Transceiver damage

The transceivers are held in a cage which is soldered to the board. There are 8 solder points (A), 4 are indicated. The top cover of this cage clips over the top of this bottom U-shaper part and is soldered only in 3 places in the back (B). The walls of the cage have tongues which are folded over the back of the cage after the top is put on. Here (D) they are bent back when the top was lifted up and off.

The triangular hole (C) is where a latch on the underside of the transceiver catches.

This is the underside of the transceiver. (E) is the latch that catches in triangular hole (C). All the black plastic parts (F) are part of the latch release mechanism.
Side view of the transceiver. (E) is the latch and (F) is the latch release.

The only (proper) way to get a transceiver out of a cage is by using the latch release.

If you have managed to remove a transceiver without exclusively pulling on the latch release (F), you have lifted the transceiver up high enough to get the latch (E) up and out of hole (C).

(G) are flexible fins (also visible on the side here) that ensure ground contact between the transceiver and the cage. Normally, the top of the cage is lower than (H).

This is the top cover of the cage, shown upside-down. Note the sidewalls are not continuous front-to-back. This allows the taller front part to bend up with almost no force.
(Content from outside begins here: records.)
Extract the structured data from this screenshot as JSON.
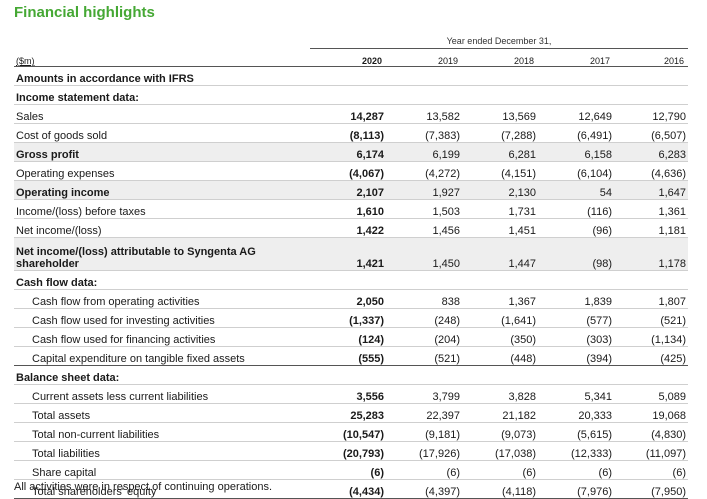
{
  "title": "Financial highlights",
  "period_label": "Year ended December 31,",
  "unit_label": "($m)",
  "years": [
    "2020",
    "2019",
    "2018",
    "2017",
    "2016"
  ],
  "rows": [
    {
      "label": "Amounts in accordance with IFRS",
      "type": "section",
      "values": []
    },
    {
      "label": "Income statement data:",
      "type": "section",
      "values": []
    },
    {
      "label": "Sales",
      "type": "row",
      "values": [
        "14,287",
        "13,582",
        "13,569",
        "12,649",
        "12,790"
      ]
    },
    {
      "label": "Cost of goods sold",
      "type": "row",
      "values": [
        "(8,113)",
        "(7,383)",
        "(7,288)",
        "(6,491)",
        "(6,507)"
      ]
    },
    {
      "label": "Gross profit",
      "type": "row",
      "bold": true,
      "shaded": true,
      "values": [
        "6,174",
        "6,199",
        "6,281",
        "6,158",
        "6,283"
      ]
    },
    {
      "label": "Operating expenses",
      "type": "row",
      "values": [
        "(4,067)",
        "(4,272)",
        "(4,151)",
        "(6,104)",
        "(4,636)"
      ]
    },
    {
      "label": "Operating income",
      "type": "row",
      "bold": true,
      "shaded": true,
      "values": [
        "2,107",
        "1,927",
        "2,130",
        "54",
        "1,647"
      ]
    },
    {
      "label": "Income/(loss) before taxes",
      "type": "row",
      "values": [
        "1,610",
        "1,503",
        "1,731",
        "(116)",
        "1,361"
      ]
    },
    {
      "label": "Net income/(loss)",
      "type": "row",
      "values": [
        "1,422",
        "1,456",
        "1,451",
        "(96)",
        "1,181"
      ]
    },
    {
      "label": "Net income/(loss) attributable to Syngenta AG shareholder",
      "type": "row",
      "bold": true,
      "shaded": true,
      "tall": true,
      "values": [
        "1,421",
        "1,450",
        "1,447",
        "(98)",
        "1,178"
      ]
    },
    {
      "label": "Cash flow data:",
      "type": "section",
      "values": []
    },
    {
      "label": "Cash flow from operating activities",
      "type": "row",
      "indent": true,
      "values": [
        "2,050",
        "838",
        "1,367",
        "1,839",
        "1,807"
      ]
    },
    {
      "label": "Cash flow used for investing activities",
      "type": "row",
      "indent": true,
      "values": [
        "(1,337)",
        "(248)",
        "(1,641)",
        "(577)",
        "(521)"
      ]
    },
    {
      "label": "Cash flow used for financing activities",
      "type": "row",
      "indent": true,
      "values": [
        "(124)",
        "(204)",
        "(350)",
        "(303)",
        "(1,134)"
      ]
    },
    {
      "label": "Capital expenditure on tangible fixed assets",
      "type": "row",
      "indent": true,
      "groupend": true,
      "values": [
        "(555)",
        "(521)",
        "(448)",
        "(394)",
        "(425)"
      ]
    },
    {
      "label": "Balance sheet data:",
      "type": "section",
      "values": []
    },
    {
      "label": "Current assets less current liabilities",
      "type": "row",
      "indent": true,
      "values": [
        "3,556",
        "3,799",
        "3,828",
        "5,341",
        "5,089"
      ]
    },
    {
      "label": "Total assets",
      "type": "row",
      "indent": true,
      "values": [
        "25,283",
        "22,397",
        "21,182",
        "20,333",
        "19,068"
      ]
    },
    {
      "label": "Total non-current liabilities",
      "type": "row",
      "indent": true,
      "values": [
        "(10,547)",
        "(9,181)",
        "(9,073)",
        "(5,615)",
        "(4,830)"
      ]
    },
    {
      "label": "Total liabilities",
      "type": "row",
      "indent": true,
      "values": [
        "(20,793)",
        "(17,926)",
        "(17,038)",
        "(12,333)",
        "(11,097)"
      ]
    },
    {
      "label": "Share capital",
      "type": "row",
      "indent": true,
      "values": [
        "(6)",
        "(6)",
        "(6)",
        "(6)",
        "(6)"
      ]
    },
    {
      "label": "Total shareholders' equity",
      "type": "row",
      "indent": true,
      "groupend": true,
      "values": [
        "(4,434)",
        "(4,397)",
        "(4,118)",
        "(7,976)",
        "(7,950)"
      ]
    }
  ],
  "footnote": "All activities were in respect of continuing operations."
}
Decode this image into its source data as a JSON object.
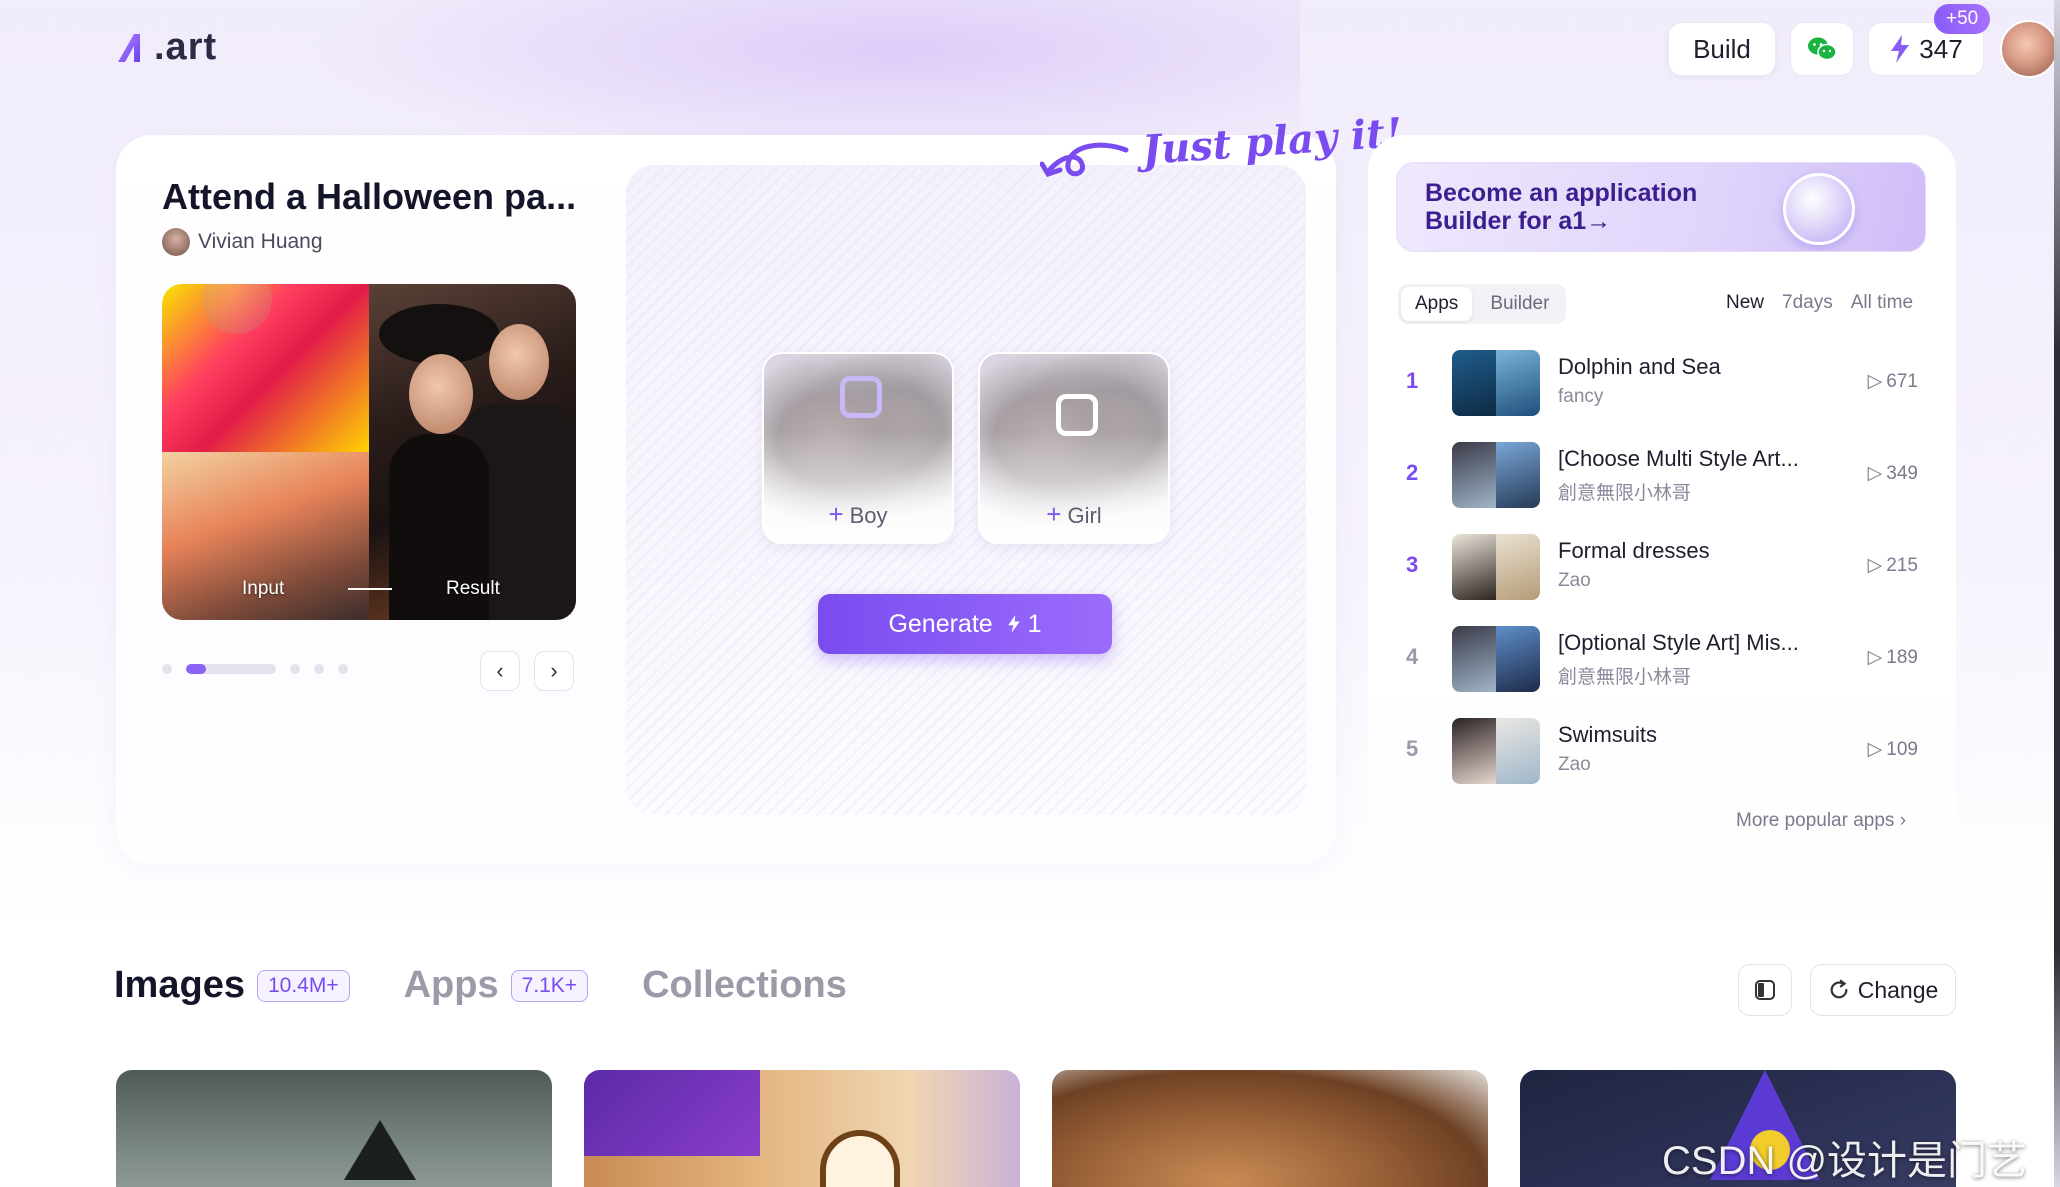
{
  "header": {
    "logo_text": ".art",
    "build_label": "Build",
    "credits_value": "347",
    "credits_bonus": "+50"
  },
  "hero": {
    "just_play": "Just play it!",
    "app_title": "Attend a Halloween pa...",
    "author": "Vivian Huang",
    "input_label": "Input",
    "result_label": "Result",
    "slot_boy": "Boy",
    "slot_girl": "Girl",
    "generate_label": "Generate",
    "generate_cost": "1"
  },
  "ranking": {
    "banner_text": "Become an application Builder for a1→",
    "seg_tabs": [
      "Apps",
      "Builder"
    ],
    "time_filters": [
      "New",
      "7days",
      "All time"
    ],
    "items": [
      {
        "rank": "1",
        "title": "Dolphin and Sea",
        "author": "fancy",
        "plays": "671"
      },
      {
        "rank": "2",
        "title": "[Choose Multi Style Art...",
        "author": "創意無限小林哥",
        "plays": "349"
      },
      {
        "rank": "3",
        "title": "Formal dresses",
        "author": "Zao",
        "plays": "215"
      },
      {
        "rank": "4",
        "title": "[Optional Style Art] Mis...",
        "author": "創意無限小林哥",
        "plays": "189"
      },
      {
        "rank": "5",
        "title": "Swimsuits",
        "author": "Zao",
        "plays": "109"
      }
    ],
    "more_label": "More popular apps"
  },
  "sections": {
    "tabs": [
      {
        "label": "Images",
        "count": "10.4M+"
      },
      {
        "label": "Apps",
        "count": "7.1K+"
      },
      {
        "label": "Collections",
        "count": ""
      }
    ],
    "change_label": "Change"
  },
  "watermark": "CSDN @设计是门艺术",
  "colors": {
    "accent": "#7a4cf0",
    "rank_top": "#7a4cf0",
    "rank_rest": "#9a9aa8"
  }
}
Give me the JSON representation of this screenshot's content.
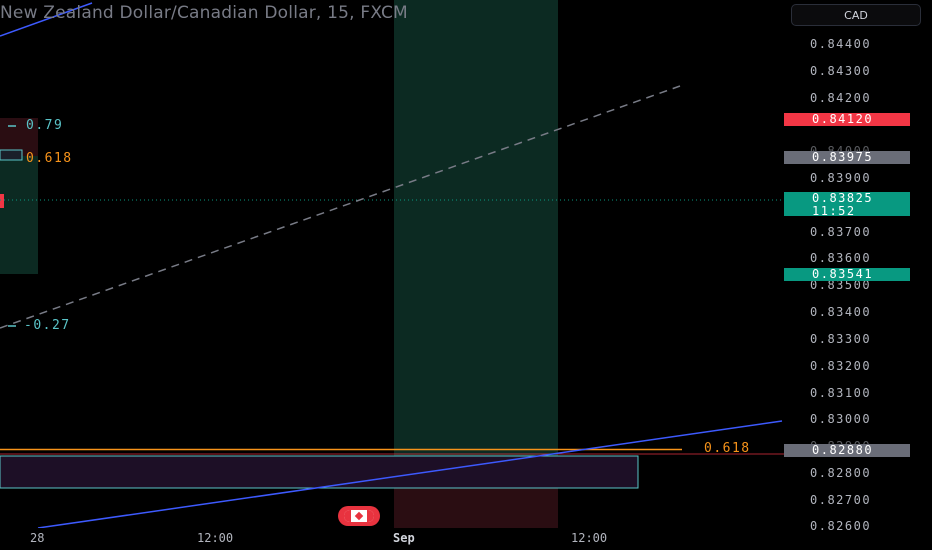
{
  "header": {
    "title": "New Zealand Dollar/Canadian Dollar, 15, FXCM",
    "currency_button": "CAD"
  },
  "price_axis": {
    "ticks": [
      "0.84400",
      "0.84300",
      "0.84200",
      "0.84000",
      "0.83900",
      "0.83700",
      "0.83600",
      "0.83500",
      "0.83400",
      "0.83300",
      "0.83200",
      "0.83100",
      "0.83000",
      "0.82900",
      "0.82800",
      "0.82700",
      "0.82600"
    ]
  },
  "price_tags": {
    "red_level": "0.84120",
    "grey_level": "0.83975",
    "current_price": "0.83825",
    "countdown": "11:52",
    "green_level": "0.83541",
    "lower_grey_level": "0.82880"
  },
  "fib_labels": {
    "upper": "0.79",
    "middle": "0.618",
    "lower": "-0.27",
    "bottom": "0.618"
  },
  "time_axis": {
    "ticks": [
      "28",
      "12:00",
      "Sep",
      "12:00"
    ]
  },
  "colors": {
    "background": "#000000",
    "trendline": "#3d5afe",
    "fib_orange": "#f7931a",
    "fib_teal": "#5ac4c8",
    "tag_red": "#f23645",
    "tag_green": "#089981",
    "tag_grey": "#6a6d78",
    "session_green": "#0c2a22",
    "session_red": "#2a0d12"
  },
  "icons": {
    "event_flag": "canada-flag-icon"
  }
}
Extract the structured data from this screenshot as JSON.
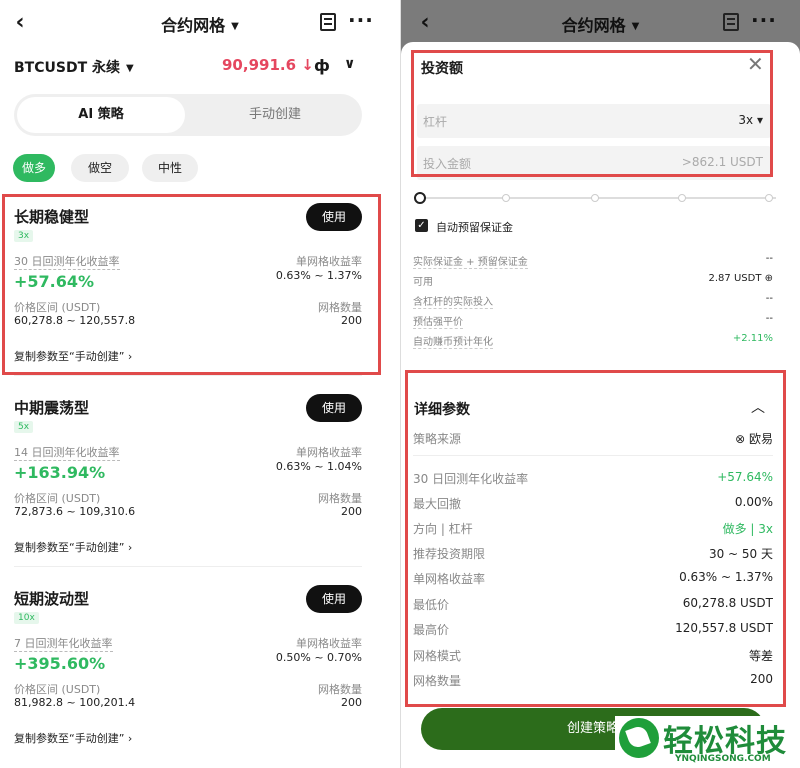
{
  "left": {
    "header": {
      "back": "‹",
      "title": "合约网格",
      "caret": "▼",
      "more": "···"
    },
    "pair": {
      "symbol": "BTCUSDT 永续",
      "caret": "▼",
      "price": "90,991.6 ↓",
      "kline_icon": "ф",
      "chevron": "∨"
    },
    "tabs": [
      "AI 策略",
      "手动创建"
    ],
    "pills": [
      "做多",
      "做空",
      "中性"
    ],
    "cards": [
      {
        "name": "长期稳健型",
        "leverage": "3x",
        "use": "使用",
        "apr_label": "30 日回测年化收益率",
        "apr": "+57.64%",
        "grid_yield_label": "单网格收益率",
        "grid_yield": "0.63% ~ 1.37%",
        "range_label": "价格区间 (USDT)",
        "range": "60,278.8 ~ 120,557.8",
        "grid_count_label": "网格数量",
        "grid_count": "200",
        "copy": "复制参数至“手动创建”  ›"
      },
      {
        "name": "中期震荡型",
        "leverage": "5x",
        "use": "使用",
        "apr_label": "14 日回测年化收益率",
        "apr": "+163.94%",
        "grid_yield_label": "单网格收益率",
        "grid_yield": "0.63% ~ 1.04%",
        "range_label": "价格区间 (USDT)",
        "range": "72,873.6 ~ 109,310.6",
        "grid_count_label": "网格数量",
        "grid_count": "200",
        "copy": "复制参数至“手动创建”  ›"
      },
      {
        "name": "短期波动型",
        "leverage": "10x",
        "use": "使用",
        "apr_label": "7 日回测年化收益率",
        "apr": "+395.60%",
        "grid_yield_label": "单网格收益率",
        "grid_yield": "0.50% ~ 0.70%",
        "range_label": "价格区间 (USDT)",
        "range": "81,982.8 ~ 100,201.4",
        "grid_count_label": "网格数量",
        "grid_count": "200",
        "copy": "复制参数至“手动创建”  ›"
      }
    ]
  },
  "right": {
    "header": {
      "back": "‹",
      "title": "合约网格",
      "caret": "▼",
      "more": "···"
    },
    "sheet": {
      "title": "投资额",
      "close": "✕",
      "leverage_label": "杠杆",
      "leverage_value": "3x ▾",
      "amount_placeholder": "投入金额",
      "amount_hint": ">862.1 USDT",
      "auto_margin": "自动预留保证金",
      "info": [
        {
          "k": "实际保证金 + 预留保证金",
          "v": "--"
        },
        {
          "k": "可用",
          "v": "2.87 USDT ⊕"
        },
        {
          "k": "含杠杆的实际投入",
          "v": "--"
        },
        {
          "k": "预估强平价",
          "v": "--"
        },
        {
          "k": "自动赚币预计年化",
          "v": "+2.11%"
        }
      ],
      "detail_title": "详细参数",
      "detail_chevron": "︿",
      "source_label": "策略来源",
      "source_value": "⊗ 欧易",
      "details": [
        {
          "k": "30 日回测年化收益率",
          "v": "+57.64%"
        },
        {
          "k": "最大回撤",
          "v": "0.00%"
        },
        {
          "k": "方向 | 杠杆",
          "v": "做多 | 3x"
        },
        {
          "k": "推荐投资期限",
          "v": "30 ~ 50 天"
        },
        {
          "k": "单网格收益率",
          "v": "0.63% ~ 1.37%"
        },
        {
          "k": "最低价",
          "v": "60,278.8 USDT"
        },
        {
          "k": "最高价",
          "v": "120,557.8 USDT"
        },
        {
          "k": "网格模式",
          "v": "等差"
        },
        {
          "k": "网格数量",
          "v": "200"
        }
      ],
      "create": "创建策略"
    },
    "watermark": {
      "text": "轻松科技",
      "sub": "YNQINGSONG.COM"
    }
  }
}
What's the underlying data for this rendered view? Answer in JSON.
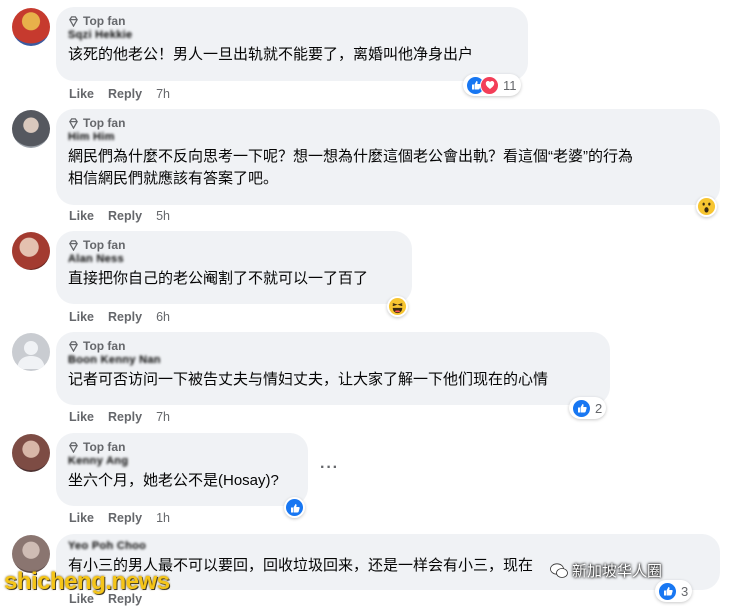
{
  "comments": [
    {
      "badge": "Top fan",
      "author": "Sqzi Hekkie",
      "text": "该死的他老公！男人一旦出轨就不能要了，离婚叫他净身出户",
      "like": "Like",
      "reply": "Reply",
      "time": "7h",
      "reaction_count": "11",
      "avatar_color": "#b8342c"
    },
    {
      "badge": "Top fan",
      "author": "Him Him",
      "text": "網民們為什麼不反向思考一下呢？想一想為什麼這個老公會出軌？看這個“老婆”的行為",
      "text2": "相信網民們就應該有答案了吧。",
      "like": "Like",
      "reply": "Reply",
      "time": "5h",
      "avatar_color": "#6d7077"
    },
    {
      "badge": "Top fan",
      "author": "Alan Ness",
      "text": "直接把你自己的老公阉割了不就可以一了百了",
      "like": "Like",
      "reply": "Reply",
      "time": "6h",
      "avatar_color": "#a8433a"
    },
    {
      "badge": "Top fan",
      "author": "Boon Kenny Nan",
      "text": "记者可否访问一下被告丈夫与情妇丈夫，让大家了解一下他们现在的心情",
      "like": "Like",
      "reply": "Reply",
      "time": "7h",
      "reaction_count": "2",
      "avatar_color": "#c9ccd1"
    },
    {
      "badge": "Top fan",
      "author": "Kenny Ang",
      "text": "坐六个月，她老公不是(Hosay)?",
      "like": "Like",
      "reply": "Reply",
      "time": "1h",
      "avatar_color": "#8a5a4f"
    },
    {
      "author": "Yeo Poh Choo",
      "text": "有小三的男人最不可以要回，回收垃圾回来，还是一样会有小三，现在",
      "like": "Like",
      "reply": "Reply",
      "reaction_count": "3",
      "avatar_color": "#9a8a86"
    }
  ],
  "icons": {
    "badge_icon": "diamond-icon",
    "more_icon": "more-dots-icon",
    "like_reaction": "thumbs-up-icon",
    "love_reaction": "heart-icon"
  },
  "more_dots": "···",
  "watermark": "shicheng.news",
  "wechat_watermark": "新加坡华人圈"
}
On some of the cages, this front part is not secured, and the grounding fins (G) can push it up.

This can be seen on this one. Note tab (J). On some cages this is soldered to the bottom part of the cage, so that the cage is solid and the tranceiver cannot be lifted.

If the front part of the cage is lifted like this, the edge of the transceiver is no longer stopped by the top edge of the cage, and can be pushed in deeper than intended.

I believe this is what is happening when damage occurs.

One way to prevent this is to tie down the front part of the cage in all cases where it is not held down by the solder tab (J). We will wrap it with cotton thread and secure this with white glue.
Two alignment holes catch two pins on the underside of the connector. Thus if a force is applied from the front, the connector cannot slide back, but has to lift up first. So first the front pads rip off vertically, and then the back pads bend and peel off.
This can be seen here: The pads on the right are lifted clean off, and the ones on the left are folded over as they peeled off.